GOVERNMENT plans to legislate standard working hours will not alleviate excessive working hours, but risk the city’s competitiveness and economic development, says the Hong Kong General Chamber of Commerce (HKGCC).
“Overseas experience shows that standard working hours forces employers to hire more part-time employees, which fragment jobs and exacerbate underemployment,” said the chamber statement.
“Uphold the free-market economy principles on which Hong Kong has thrived,” urged chamber CEO Shirley Yuen, adding that stipulating working hours will only make it difficult for companies to survive.
“Rather than standardising working hours through legislation, employers and employees should draw up contracts based on the demands of work in individual sectors, stipulating job requirements, duties, working hours and arrangements for overtime,” she said.
“To boost the economy, the chamber urges government to use the budget at the end of this month to reduce the profits tax rate and implement a two-tier tax system to ease SMEs’ tax burden,” said the HKGCC statement.
Ms Yuen and HKGCC representative on the Labour Advisory Board Emil Yu advised increasing the labour force.
According to government statistics, Hong Kong’s unemployment rate stood at 3.2 per cent in the last quarter and underemployment fell to 1.4 per cent.
Ms Yuen said stipulating standard working hours will only make it more difficult for companies to survive.
Mr Yu said that since the introduction of the minimum wage, low-income workers’ wages are calculated based on the number of hours worked, and their right to overtime pay is protected under that law.
The impact of standard working hours will have far-reaching consequences for both low-income employees and the entire workforce.
Some 300,000 SMEs in Hong Kong account for more than 98 per cent of local businesses, and hire 1.2 million employees.
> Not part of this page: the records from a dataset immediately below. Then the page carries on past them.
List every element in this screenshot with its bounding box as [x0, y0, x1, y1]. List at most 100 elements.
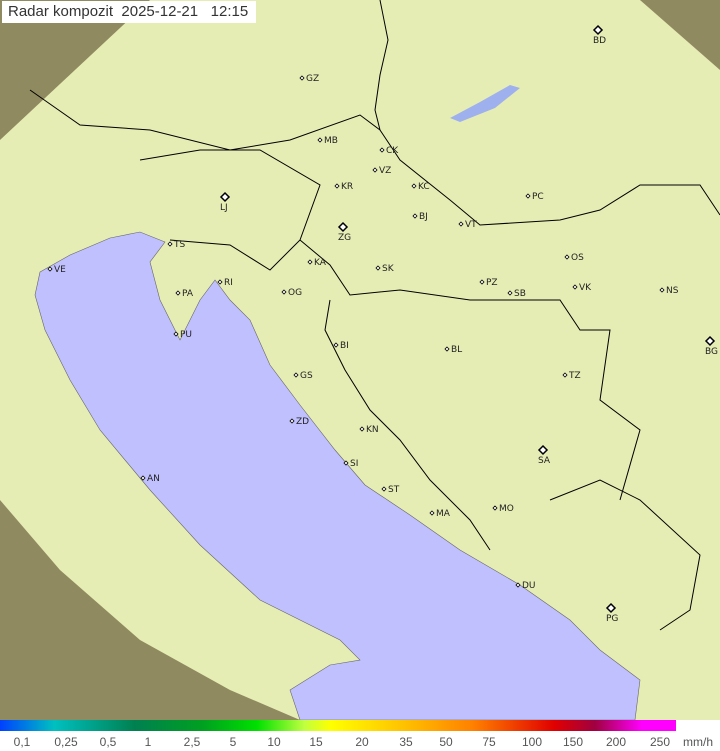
city-label: ST [388, 485, 400, 495]
city-mo[interactable]: MO [492, 504, 514, 514]
city-marker-icon [217, 279, 223, 285]
city-ns[interactable]: NS [659, 286, 679, 296]
city-an[interactable]: AN [140, 474, 160, 484]
city-zg[interactable]: ZG [337, 221, 351, 243]
city-marker-icon [605, 602, 617, 614]
city-marker-icon [317, 137, 323, 143]
city-vt[interactable]: VT [458, 220, 477, 230]
city-vz[interactable]: VZ [372, 166, 391, 176]
city-bl[interactable]: BL [444, 345, 462, 355]
city-label: VZ [379, 166, 391, 176]
city-label: MA [436, 509, 451, 519]
city-ts[interactable]: TS [167, 240, 185, 250]
city-label: VE [54, 265, 66, 275]
city-marker-icon [307, 259, 313, 265]
city-du[interactable]: DU [515, 581, 536, 591]
city-ka[interactable]: KA [307, 258, 327, 268]
city-marker-icon [525, 193, 531, 199]
city-st[interactable]: ST [381, 485, 400, 495]
scale-label: 35 [399, 735, 413, 749]
city-bi[interactable]: BI [333, 341, 349, 351]
city-og[interactable]: OG [281, 288, 302, 298]
city-marker-icon [140, 475, 146, 481]
city-ck[interactable]: CK [379, 146, 399, 156]
city-pa[interactable]: PA [175, 289, 194, 299]
scale-label: 1 [144, 735, 152, 749]
city-marker-icon [411, 183, 417, 189]
city-pc[interactable]: PC [525, 192, 544, 202]
scale-label: 200 [605, 735, 627, 749]
city-ve[interactable]: VE [47, 265, 66, 275]
city-label: VK [579, 283, 592, 293]
city-marker-icon [479, 279, 485, 285]
city-lj[interactable]: LJ [219, 191, 231, 213]
city-kc[interactable]: KC [411, 182, 430, 192]
scale-unit: mm/h [683, 735, 713, 749]
city-label: PU [180, 330, 192, 340]
city-pu[interactable]: PU [173, 330, 192, 340]
city-label: GZ [306, 74, 319, 84]
city-label: RI [224, 278, 233, 288]
city-marker-icon [444, 346, 450, 352]
city-marker-icon [659, 287, 665, 293]
scale-label: 20 [355, 735, 369, 749]
city-label: BI [340, 341, 349, 351]
scale-label: 250 [649, 735, 671, 749]
scale-label: 100 [521, 735, 543, 749]
scale-label: 10 [267, 735, 281, 749]
city-vk[interactable]: VK [572, 283, 592, 293]
city-marker-icon [281, 289, 287, 295]
city-pz[interactable]: PZ [479, 278, 498, 288]
city-gs[interactable]: GS [293, 371, 313, 381]
city-markers: GZ BD MB CK VZ KR KC PC LJ TS ZG BJ VT VE KA SK OS RI PA OG… [47, 24, 718, 624]
city-marker-icon [343, 460, 349, 466]
city-label: BD [593, 36, 606, 46]
city-sk[interactable]: SK [375, 264, 395, 274]
city-marker-icon [515, 582, 521, 588]
city-marker-icon [379, 147, 385, 153]
city-ri[interactable]: RI [217, 278, 233, 288]
city-gz[interactable]: GZ [299, 74, 319, 84]
city-bj[interactable]: BJ [412, 212, 428, 222]
city-sa[interactable]: SA [537, 444, 551, 466]
city-marker-icon [704, 335, 716, 347]
city-marker-icon [167, 241, 173, 247]
scale-label: 0,25 [54, 735, 78, 749]
city-marker-icon [572, 284, 578, 290]
city-label: KA [314, 258, 327, 268]
city-pg[interactable]: PG [605, 602, 618, 624]
city-bg[interactable]: BG [704, 335, 718, 357]
city-label: SI [350, 459, 358, 469]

With small companies already struggling to cope with talent loss, increasing costs and cash-flow constraints, standard working hours legislation will deliver a double blow to SMEs, he said.
Ms Yuen said this was a time to introduce simple two-tiered profits tax structure.
“We propose immediately reducing the standard profits tax rate to 15 per cent and further reduce the rate imposed on the first HK$2 million (US$257,896) of taxable profits to 10 per cent,” she said.
“Given that SMEs are the backbone of our economy, the chamber hopes the Financial Secretary’s upcoming budget will address the concerns of the business community, enhancing Hong Kong’s competitiveness and promoting economic growth,” she said.